At the tender age of six, Ophelia had to undergo chemotherapy.
“When I went to school, my friends teased me in Primary 1 because I didn’t have hair. They thought I was different from them. They didn’t understand until my teacher explained to them that I had cancer,” said Ophelia, as she flashed her pearlie whites.
Special attention had to be given to her throughout her primary school life.
“We still have to watch her. That’s why sometimes in class when I see her look tired, I get a bit concerned”, shared Ophelia’s form teacher, Mrs Agnes Lim.
Throughout the interview on Nov 21, she sat beside Ophelia.
However, Ophelia never faltered as she studied hard to prepare for the PSLE.
“Even on the days she was not doing well or tired, she pushed herself to come to school,” said Mrs Lim.
In the end, her perseverance and hard work paid off as she has earned a place in the Express Stream.
“She’s a very resilient girl. She doesn’t just give up like that,” said Mrs Lim.
Ophelia’s success could not have been achieved without the support of her parents. They were behind her all the way, giving her that added boost for her to do well, even though sometimes, she would throw “a tantrum” while under stress, said Ophelia.
If the exam question is hard, ‘just try your best’
When CatholicNews spoke to 13-year-old Athena Han from the Canossian School for the hearing impaired, she exuded much confidence.
But before Athena entered primary school, her father, Andrew, told CatholicNews, that she was a completely different girl.
“She didn’t really speak much before, but now, she talks a lot and has a lot of confidence,” said Mr Han.
During the interview, Athena also gave this piece of advice to all students, and it is not just for those who will have to sit for the PSLE:
“No matter how hard the [exam] question may be, just try your best. Maybe if you try, you might get some method marks. It’s better than not trying.”
Preparing for the exam was a little tough for Athena, as Maths was not her forte.
“Some Maths problem sums are really hard,” she said. But Athena tried her best to stay focused during lessons.
She also made it a point to set aside extra time for homework and revision. This was even though she lived in Jurong West which is far from her holding school at Circuit Road.
“In school when we have lessons, I must concentrate more because I live very far away and it takes longer for me to get home. When I reach home, I do my homework and revision,” said Athena.
“Her homework always comes first the moment she steps home,” shared Athena’s mother, Jacqueline.
“She’s very disciplined. There’s no need to tell her what to do,” Mr Han added.
With homework piling up just before PSLE, Athena also sacrificed her sports time.
“I love to do sports but when PSLE was coming, I had to prepare. There was more homework, so I didn’t have much free time to play sports,” she said.
When asked what she wanted to be when she grew up, after some thought, Athena said that she hopes to be a PE teacher one day.
The boy who couldn’t speak English
Imagine coming to Singapore at the age of seven and not being able to speak a word of English. To top it off, imagine having to suffer partial deafness and retinal dystrophy or really poor eyesight.
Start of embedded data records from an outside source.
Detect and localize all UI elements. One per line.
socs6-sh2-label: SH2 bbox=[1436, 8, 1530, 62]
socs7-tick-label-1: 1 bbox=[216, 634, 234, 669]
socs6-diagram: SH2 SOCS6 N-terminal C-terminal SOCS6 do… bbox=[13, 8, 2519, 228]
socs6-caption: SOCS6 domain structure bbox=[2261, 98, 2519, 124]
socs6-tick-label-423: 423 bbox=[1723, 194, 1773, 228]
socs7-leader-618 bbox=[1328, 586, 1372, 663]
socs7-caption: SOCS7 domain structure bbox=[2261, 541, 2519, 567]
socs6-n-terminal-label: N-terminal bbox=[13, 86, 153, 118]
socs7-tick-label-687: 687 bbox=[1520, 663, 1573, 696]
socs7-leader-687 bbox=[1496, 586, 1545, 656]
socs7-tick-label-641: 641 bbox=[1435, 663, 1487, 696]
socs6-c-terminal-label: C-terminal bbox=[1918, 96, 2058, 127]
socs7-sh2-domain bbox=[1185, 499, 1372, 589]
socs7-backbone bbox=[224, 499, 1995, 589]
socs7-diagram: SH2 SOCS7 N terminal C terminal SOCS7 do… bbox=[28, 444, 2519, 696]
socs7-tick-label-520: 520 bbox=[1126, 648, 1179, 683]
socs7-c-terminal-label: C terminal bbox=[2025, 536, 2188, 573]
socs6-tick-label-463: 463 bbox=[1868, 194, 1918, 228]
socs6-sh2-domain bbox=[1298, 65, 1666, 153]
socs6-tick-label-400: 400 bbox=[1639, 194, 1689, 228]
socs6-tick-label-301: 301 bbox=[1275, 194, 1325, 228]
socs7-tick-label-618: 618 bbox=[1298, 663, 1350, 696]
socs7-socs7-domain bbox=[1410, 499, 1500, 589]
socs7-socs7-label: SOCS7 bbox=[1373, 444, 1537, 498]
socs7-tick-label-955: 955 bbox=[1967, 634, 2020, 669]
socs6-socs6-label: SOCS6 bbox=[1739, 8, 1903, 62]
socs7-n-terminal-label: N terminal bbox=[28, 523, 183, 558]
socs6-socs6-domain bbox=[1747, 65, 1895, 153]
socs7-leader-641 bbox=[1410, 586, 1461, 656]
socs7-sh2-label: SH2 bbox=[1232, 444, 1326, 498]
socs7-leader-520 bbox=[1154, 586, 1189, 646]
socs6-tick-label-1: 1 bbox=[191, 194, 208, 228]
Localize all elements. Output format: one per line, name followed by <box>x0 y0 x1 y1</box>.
Even though 13-year-old Sithu Win faces these challenges, the Myanmar school boy brushed them aside and earned stellar grades for his PSLE.
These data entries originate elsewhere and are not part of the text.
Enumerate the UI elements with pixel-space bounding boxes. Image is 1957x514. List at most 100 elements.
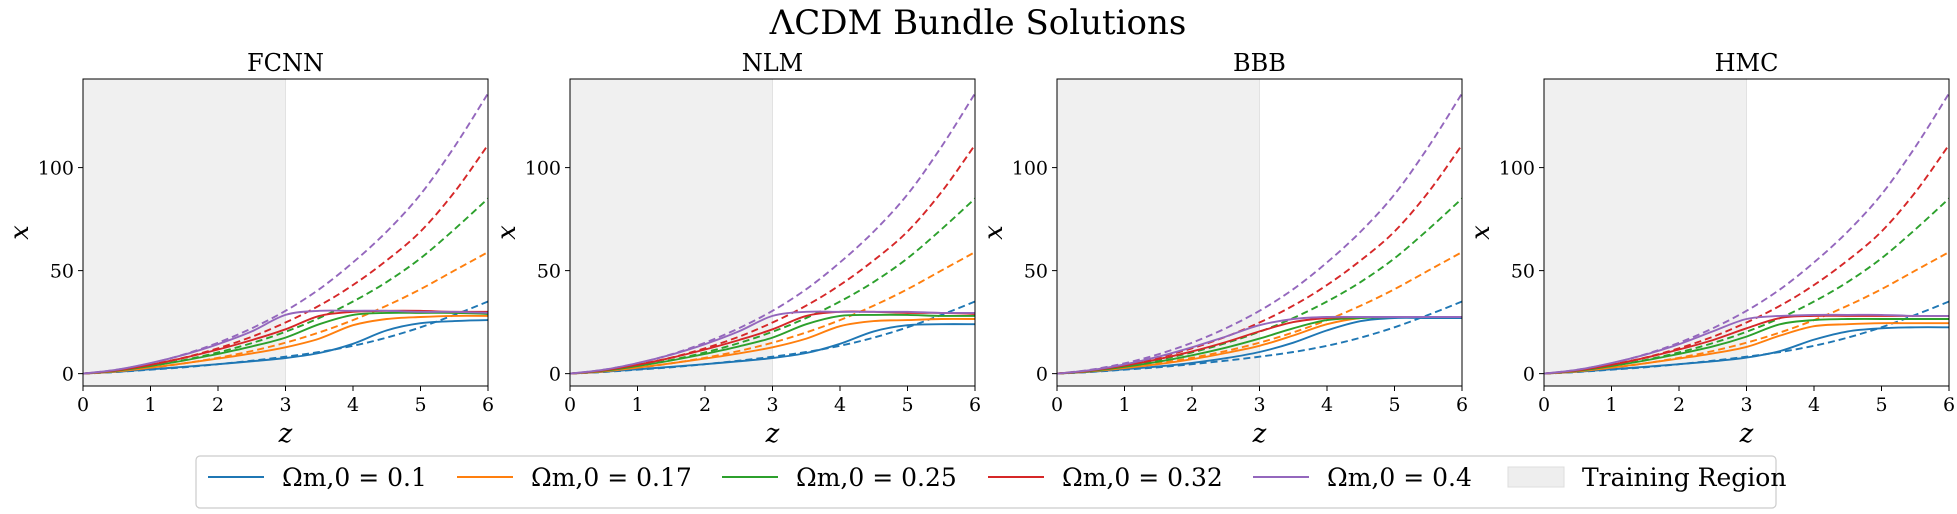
x-axis-label: z bbox=[765, 419, 780, 449]
x-tick-label: 6 bbox=[482, 394, 494, 416]
x-tick-label: 2 bbox=[699, 394, 711, 416]
series-line-025-solid bbox=[1544, 318, 1949, 375]
training-region bbox=[1543, 78, 1747, 387]
legend-label-training: Training Region bbox=[1582, 463, 1786, 492]
series-line-04-solid bbox=[570, 310, 975, 375]
y-axis-label: x bbox=[1466, 225, 1496, 240]
panel-fcnn: 0 1 2 3 4 5 6 0 50 100 FCNN z x bbox=[5, 49, 494, 449]
y-axis-label: x bbox=[5, 225, 35, 240]
legend-entry-0: Ωm,0 = 0.1 bbox=[208, 463, 427, 492]
legend-entry-1: Ωm,0 = 0.17 bbox=[457, 463, 692, 492]
legend-entry-4: Ωm,0 = 0.4 bbox=[1253, 463, 1472, 492]
y-tick-label: 0 bbox=[1523, 364, 1535, 386]
y-axis-label: x bbox=[492, 225, 522, 240]
series-line-017-solid bbox=[570, 318, 975, 375]
y-axis-label: x bbox=[979, 225, 1009, 240]
series-line-025-solid bbox=[570, 313, 975, 375]
series-line-01-solid bbox=[83, 319, 488, 375]
x-tick-label: 4 bbox=[1808, 394, 1820, 416]
y-tick-label: 50 bbox=[1024, 261, 1048, 283]
y-tick-label: 50 bbox=[50, 261, 74, 283]
legend-entry-training: Training Region bbox=[1507, 463, 1786, 492]
figure-title: ΛCDM Bundle Solutions bbox=[769, 3, 1187, 43]
x-tick-label: 0 bbox=[77, 394, 89, 416]
x-axis-label: z bbox=[278, 419, 293, 449]
panel-nlm: 0 1 2 3 4 5 6 0 50 100 NLM z x bbox=[492, 49, 981, 449]
x-tick-label: 6 bbox=[1943, 394, 1955, 416]
legend-label-0: Ωm,0 = 0.1 bbox=[282, 463, 427, 492]
x-tick-label: 4 bbox=[834, 394, 846, 416]
x-tick-label: 4 bbox=[347, 394, 359, 416]
series-group bbox=[83, 92, 488, 375]
x-tick-label: 3 bbox=[766, 394, 778, 416]
series-line-032-solid bbox=[83, 309, 488, 375]
series-line-025-solid bbox=[83, 311, 488, 375]
x-tick-label: 4 bbox=[1321, 394, 1333, 416]
panel-bbb: 0 1 2 3 4 5 6 0 50 100 BBB z x bbox=[979, 49, 1468, 449]
x-tick-label: 3 bbox=[1740, 394, 1752, 416]
x-tick-label: 0 bbox=[564, 394, 576, 416]
series-line-04-solid bbox=[1544, 313, 1949, 375]
legend-label-4: Ωm,0 = 0.4 bbox=[1327, 463, 1472, 492]
series-group bbox=[1057, 92, 1462, 375]
x-tick-label: 1 bbox=[631, 394, 643, 416]
series-line-032-solid bbox=[1544, 314, 1949, 375]
series-line-01-solid bbox=[570, 323, 975, 375]
x-tick-label: 6 bbox=[969, 394, 981, 416]
x-tick-label: 1 bbox=[144, 394, 156, 416]
y-tick-label: 100 bbox=[38, 158, 74, 180]
series-line-04-dashed bbox=[1057, 92, 1462, 375]
series-line-04-solid bbox=[1057, 315, 1462, 375]
panel-title: FCNN bbox=[247, 49, 324, 77]
x-tick-label: 5 bbox=[901, 394, 913, 416]
y-tick-label: 0 bbox=[549, 364, 561, 386]
x-tick-label: 1 bbox=[1118, 394, 1130, 416]
legend-swatch-training bbox=[1507, 466, 1565, 488]
legend-label-1: Ωm,0 = 0.17 bbox=[531, 463, 692, 492]
series-line-01-solid bbox=[1057, 316, 1462, 375]
legend-label-3: Ωm,0 = 0.32 bbox=[1062, 463, 1223, 492]
y-tick-label: 100 bbox=[1012, 158, 1048, 180]
series-line-01-solid bbox=[1544, 326, 1949, 375]
x-tick-label: 2 bbox=[212, 394, 224, 416]
x-tick-label: 5 bbox=[414, 394, 426, 416]
series-group bbox=[1544, 92, 1949, 375]
x-tick-label: 3 bbox=[1253, 394, 1265, 416]
training-region bbox=[82, 78, 286, 387]
series-line-017-solid bbox=[83, 314, 488, 375]
x-axis-label: z bbox=[1739, 419, 1754, 449]
series-line-04-solid bbox=[83, 309, 488, 375]
panel-title: NLM bbox=[742, 49, 804, 77]
legend-frame bbox=[195, 455, 1777, 509]
legend-label-2: Ωm,0 = 0.25 bbox=[796, 463, 957, 492]
panel-title: BBB bbox=[1233, 49, 1286, 77]
legend-entry-2: Ωm,0 = 0.25 bbox=[722, 463, 957, 492]
x-tick-label: 5 bbox=[1388, 394, 1400, 416]
y-tick-label: 100 bbox=[1499, 158, 1535, 180]
training-region bbox=[569, 78, 773, 387]
x-axis-label: z bbox=[1252, 419, 1267, 449]
y-tick-label: 50 bbox=[537, 261, 561, 283]
panel-hmc: 0 1 2 3 4 5 6 0 50 100 HMC z x bbox=[1466, 49, 1955, 449]
y-tick-label: 0 bbox=[1036, 364, 1048, 386]
x-tick-label: 2 bbox=[1673, 394, 1685, 416]
x-tick-label: 6 bbox=[1456, 394, 1468, 416]
x-tick-label: 0 bbox=[1538, 394, 1550, 416]
x-tick-label: 5 bbox=[1875, 394, 1887, 416]
legend-entry-3: Ωm,0 = 0.32 bbox=[988, 463, 1223, 492]
series-line-017-solid bbox=[1544, 322, 1949, 375]
panel-title: HMC bbox=[1715, 49, 1779, 77]
y-tick-label: 0 bbox=[62, 364, 74, 386]
y-tick-label: 50 bbox=[1511, 261, 1535, 283]
series-line-032-solid bbox=[570, 310, 975, 375]
x-tick-label: 1 bbox=[1605, 394, 1617, 416]
x-tick-label: 0 bbox=[1051, 394, 1063, 416]
x-tick-label: 2 bbox=[1186, 394, 1198, 416]
y-tick-label: 100 bbox=[525, 158, 561, 180]
legend: Ωm,0 = 0.1 Ωm,0 = 0.17 Ωm,0 = 0.25 Ωm,0 … bbox=[195, 455, 1786, 509]
training-region bbox=[1056, 78, 1260, 387]
x-tick-label: 3 bbox=[279, 394, 291, 416]
series-group bbox=[570, 92, 975, 375]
“I feel that my hard work paid off,” said Sithu confidently, a former student of the Canossian School for the hearing impaired.
At the tender age of three, Sithu had mumps, which caused him to lose his sense of hearing. Even now, he still has trouble picking up high frequency sounds.
His mother, Dr Htet Htet Kyaw, 43, shared with CatholicNews that after he had mumps, his loss of hearing also affected his speech.
Sithu’s parents tried desperately to get his ears tested in Myanmar, but hearing tests for children were unavailable then. Hoping for a better future for their children, Dr Kyaw and her husband, along with their two children – Sithu and his sister, Aye Chan Myat Mon who has delayed speech – left for Singapore in July 2008.
From Primary 1 until Primary 6 and just before PSLE, Sithu “tried to catch up”, he said.
To help him, Sithu’s parents signed him up for many tuition lessons.
But as teachers started giving more school homework before PSLE, the tuition work felt overwhelming.
“I had so much tuition homework,” said Sithu.
So how did Sithu stay focused throughout his primary school years? Simple: will power and discipline.
“He wants to read the books and he wants to study, so it’s lucky for me,” said Dr Kyaw, beaming.
Sithu shared that he dreams of becoming a doctor and saving lives, just like his mother.